The Pac-12 implosion sped up the process with the ACC as Cal and Stanford joined the fold. The only thing that was left was the vote early in the morning on Sept. 1 of 2023. No one new if the Mustangs had enough support. Lashlee spent the night before watching his twins play their first middle school football game. Hart said he couldn’t sleep. He had seen SMU come close but get left out of possible returns to P5 status too many times.
“By the time it got to the vote, I was guarded emotionally,” Hart admitted. “I didn’t let myself believe it would happen until it happened.”

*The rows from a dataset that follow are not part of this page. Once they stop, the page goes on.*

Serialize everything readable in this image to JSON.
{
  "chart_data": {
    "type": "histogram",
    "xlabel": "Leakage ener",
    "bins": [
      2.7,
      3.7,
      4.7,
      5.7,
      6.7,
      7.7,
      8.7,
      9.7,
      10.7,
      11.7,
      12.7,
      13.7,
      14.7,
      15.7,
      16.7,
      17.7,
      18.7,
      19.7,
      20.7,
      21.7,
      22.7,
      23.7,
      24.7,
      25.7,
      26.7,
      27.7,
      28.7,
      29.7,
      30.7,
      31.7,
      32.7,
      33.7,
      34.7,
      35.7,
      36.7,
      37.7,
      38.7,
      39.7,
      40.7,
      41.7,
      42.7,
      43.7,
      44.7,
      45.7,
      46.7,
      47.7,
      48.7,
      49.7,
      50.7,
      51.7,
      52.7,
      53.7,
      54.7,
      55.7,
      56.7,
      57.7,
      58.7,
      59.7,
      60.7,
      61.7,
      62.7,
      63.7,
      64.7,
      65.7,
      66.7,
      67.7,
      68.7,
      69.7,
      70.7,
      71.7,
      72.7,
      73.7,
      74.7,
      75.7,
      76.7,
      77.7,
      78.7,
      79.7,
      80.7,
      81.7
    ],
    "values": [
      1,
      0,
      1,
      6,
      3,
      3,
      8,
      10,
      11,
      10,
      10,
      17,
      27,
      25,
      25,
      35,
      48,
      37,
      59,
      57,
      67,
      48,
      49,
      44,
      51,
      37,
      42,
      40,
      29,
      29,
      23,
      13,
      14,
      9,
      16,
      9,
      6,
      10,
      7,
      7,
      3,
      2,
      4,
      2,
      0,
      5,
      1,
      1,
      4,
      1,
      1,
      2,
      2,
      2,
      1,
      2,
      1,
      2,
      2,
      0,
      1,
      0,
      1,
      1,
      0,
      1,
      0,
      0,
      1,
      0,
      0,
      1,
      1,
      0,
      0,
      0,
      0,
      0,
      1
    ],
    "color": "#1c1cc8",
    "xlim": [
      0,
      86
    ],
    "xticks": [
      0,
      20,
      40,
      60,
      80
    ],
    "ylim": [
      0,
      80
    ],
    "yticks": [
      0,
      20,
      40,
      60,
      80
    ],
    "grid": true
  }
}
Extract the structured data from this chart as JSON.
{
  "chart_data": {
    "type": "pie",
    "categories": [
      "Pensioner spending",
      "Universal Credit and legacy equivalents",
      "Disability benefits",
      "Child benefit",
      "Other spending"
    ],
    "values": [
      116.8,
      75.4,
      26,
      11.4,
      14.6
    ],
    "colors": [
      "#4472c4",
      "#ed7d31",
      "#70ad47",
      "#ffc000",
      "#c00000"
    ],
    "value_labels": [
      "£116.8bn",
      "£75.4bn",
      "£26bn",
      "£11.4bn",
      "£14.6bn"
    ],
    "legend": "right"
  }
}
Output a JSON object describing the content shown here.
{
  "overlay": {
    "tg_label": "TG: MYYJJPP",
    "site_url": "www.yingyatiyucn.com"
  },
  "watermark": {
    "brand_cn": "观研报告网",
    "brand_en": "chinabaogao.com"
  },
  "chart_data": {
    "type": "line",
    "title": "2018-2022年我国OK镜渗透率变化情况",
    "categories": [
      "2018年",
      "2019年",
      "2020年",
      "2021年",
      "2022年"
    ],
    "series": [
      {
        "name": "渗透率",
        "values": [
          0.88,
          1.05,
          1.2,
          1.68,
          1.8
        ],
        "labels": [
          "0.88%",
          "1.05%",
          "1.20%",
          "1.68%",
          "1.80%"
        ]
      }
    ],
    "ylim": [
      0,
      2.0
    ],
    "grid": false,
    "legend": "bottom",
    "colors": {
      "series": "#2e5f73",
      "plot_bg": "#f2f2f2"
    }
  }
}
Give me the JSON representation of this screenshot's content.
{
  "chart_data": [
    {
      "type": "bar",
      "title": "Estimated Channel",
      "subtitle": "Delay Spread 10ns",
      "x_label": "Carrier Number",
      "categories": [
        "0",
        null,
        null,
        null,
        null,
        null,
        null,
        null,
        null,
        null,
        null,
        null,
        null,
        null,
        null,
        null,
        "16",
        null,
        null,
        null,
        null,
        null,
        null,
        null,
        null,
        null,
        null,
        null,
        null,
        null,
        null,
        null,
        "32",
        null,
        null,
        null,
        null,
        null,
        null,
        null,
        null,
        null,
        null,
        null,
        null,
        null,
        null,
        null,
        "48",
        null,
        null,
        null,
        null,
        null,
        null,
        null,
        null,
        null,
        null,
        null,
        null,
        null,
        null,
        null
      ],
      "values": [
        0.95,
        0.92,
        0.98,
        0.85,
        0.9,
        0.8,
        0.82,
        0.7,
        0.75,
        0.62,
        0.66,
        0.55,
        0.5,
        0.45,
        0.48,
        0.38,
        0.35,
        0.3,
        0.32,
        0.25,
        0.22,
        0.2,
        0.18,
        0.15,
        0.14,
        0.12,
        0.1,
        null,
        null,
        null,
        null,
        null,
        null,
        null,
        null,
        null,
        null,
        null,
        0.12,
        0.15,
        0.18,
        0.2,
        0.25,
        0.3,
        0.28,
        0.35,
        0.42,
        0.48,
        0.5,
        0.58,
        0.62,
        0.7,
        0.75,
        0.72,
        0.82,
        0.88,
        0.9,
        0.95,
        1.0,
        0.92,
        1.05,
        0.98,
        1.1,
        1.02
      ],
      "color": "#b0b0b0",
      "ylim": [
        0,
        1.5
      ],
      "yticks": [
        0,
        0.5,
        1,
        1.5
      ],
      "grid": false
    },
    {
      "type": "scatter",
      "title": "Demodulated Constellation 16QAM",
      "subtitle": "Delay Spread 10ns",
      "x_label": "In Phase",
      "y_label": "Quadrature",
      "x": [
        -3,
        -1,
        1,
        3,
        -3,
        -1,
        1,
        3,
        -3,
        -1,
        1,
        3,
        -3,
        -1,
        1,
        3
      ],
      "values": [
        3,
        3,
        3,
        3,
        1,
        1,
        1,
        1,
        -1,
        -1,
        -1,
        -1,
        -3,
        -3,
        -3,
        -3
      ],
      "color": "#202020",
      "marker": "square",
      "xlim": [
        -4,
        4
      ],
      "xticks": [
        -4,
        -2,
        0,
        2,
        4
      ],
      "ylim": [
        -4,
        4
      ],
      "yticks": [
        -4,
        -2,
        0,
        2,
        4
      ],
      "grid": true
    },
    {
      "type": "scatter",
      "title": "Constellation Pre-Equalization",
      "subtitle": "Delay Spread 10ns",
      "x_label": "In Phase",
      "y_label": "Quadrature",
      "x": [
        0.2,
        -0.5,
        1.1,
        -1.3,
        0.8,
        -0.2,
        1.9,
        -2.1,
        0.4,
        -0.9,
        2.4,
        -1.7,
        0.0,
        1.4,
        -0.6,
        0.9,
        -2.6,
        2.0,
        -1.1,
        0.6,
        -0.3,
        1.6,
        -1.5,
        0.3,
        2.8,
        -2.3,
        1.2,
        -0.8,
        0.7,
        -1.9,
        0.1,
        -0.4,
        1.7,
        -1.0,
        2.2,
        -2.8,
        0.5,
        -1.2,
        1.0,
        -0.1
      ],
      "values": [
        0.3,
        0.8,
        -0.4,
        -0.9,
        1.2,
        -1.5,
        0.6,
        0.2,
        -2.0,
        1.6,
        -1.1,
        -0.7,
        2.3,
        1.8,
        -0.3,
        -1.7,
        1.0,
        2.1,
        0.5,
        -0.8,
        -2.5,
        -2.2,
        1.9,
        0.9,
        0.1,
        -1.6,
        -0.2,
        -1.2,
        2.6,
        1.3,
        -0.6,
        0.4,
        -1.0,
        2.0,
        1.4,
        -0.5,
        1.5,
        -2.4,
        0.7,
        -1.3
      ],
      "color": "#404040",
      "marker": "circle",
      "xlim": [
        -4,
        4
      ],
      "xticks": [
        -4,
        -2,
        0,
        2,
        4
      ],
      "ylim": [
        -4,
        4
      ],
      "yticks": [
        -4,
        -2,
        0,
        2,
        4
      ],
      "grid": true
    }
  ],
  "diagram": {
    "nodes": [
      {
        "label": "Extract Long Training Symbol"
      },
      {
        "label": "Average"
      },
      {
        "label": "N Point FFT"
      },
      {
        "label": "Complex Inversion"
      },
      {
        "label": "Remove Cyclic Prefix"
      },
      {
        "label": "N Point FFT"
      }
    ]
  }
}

The vote wasn’t the end of a fairytale story of revival. The Mustangs won their first outright conference championship since 1982. The 11 wins were the most by the program since that same 1982 season. The athletics department also raised a national best $159 million dollars to make up for the negotiated foregoing of media revenue as ACC members.
Miller says SMU won’t miss what they never had regarding that television money. He says SMU will make up the $10 million dollars in media revenue it earned as AAC members through other revenue streams in its new conference.
“I’m in awe by it, but I’m not surprised by it,” Hart said of the fundraising efforts behind the scenes. “This is not just an athletics moment. It is an institutional moment.”
SMU is dreaming big. And not just on the field of play. Miller and Hart believe the move to the ACC puts their beloved university in a new reputational sphere. The move should help with admissions and research and fundraising. It helps the university’s brand and reach and influence. When you think of elite academic institutions playing major college sports the names Duke and Vanderbilt come to mind. SMU wants to join that club. That’s why it bought itself into the ACC fraternity.
But buying a ticket isn’t enough. SMU must capitalize on its chance. That means winning. The Ponies hired Andy Enfield away from USC to coach basketball and provided Lashlee with the NIL funds to maintain and improve his roster ahead of their P4 voyage. No one is expecting a national championship in Year 1. Expectations are high, however.
“We can’t afford to go into the ACC and languish athletically, and we will not,” Miller said. “It is our expectation that within a 2,3,4-year time period can compete against the top tier teams in the ACC in both football and basketball.”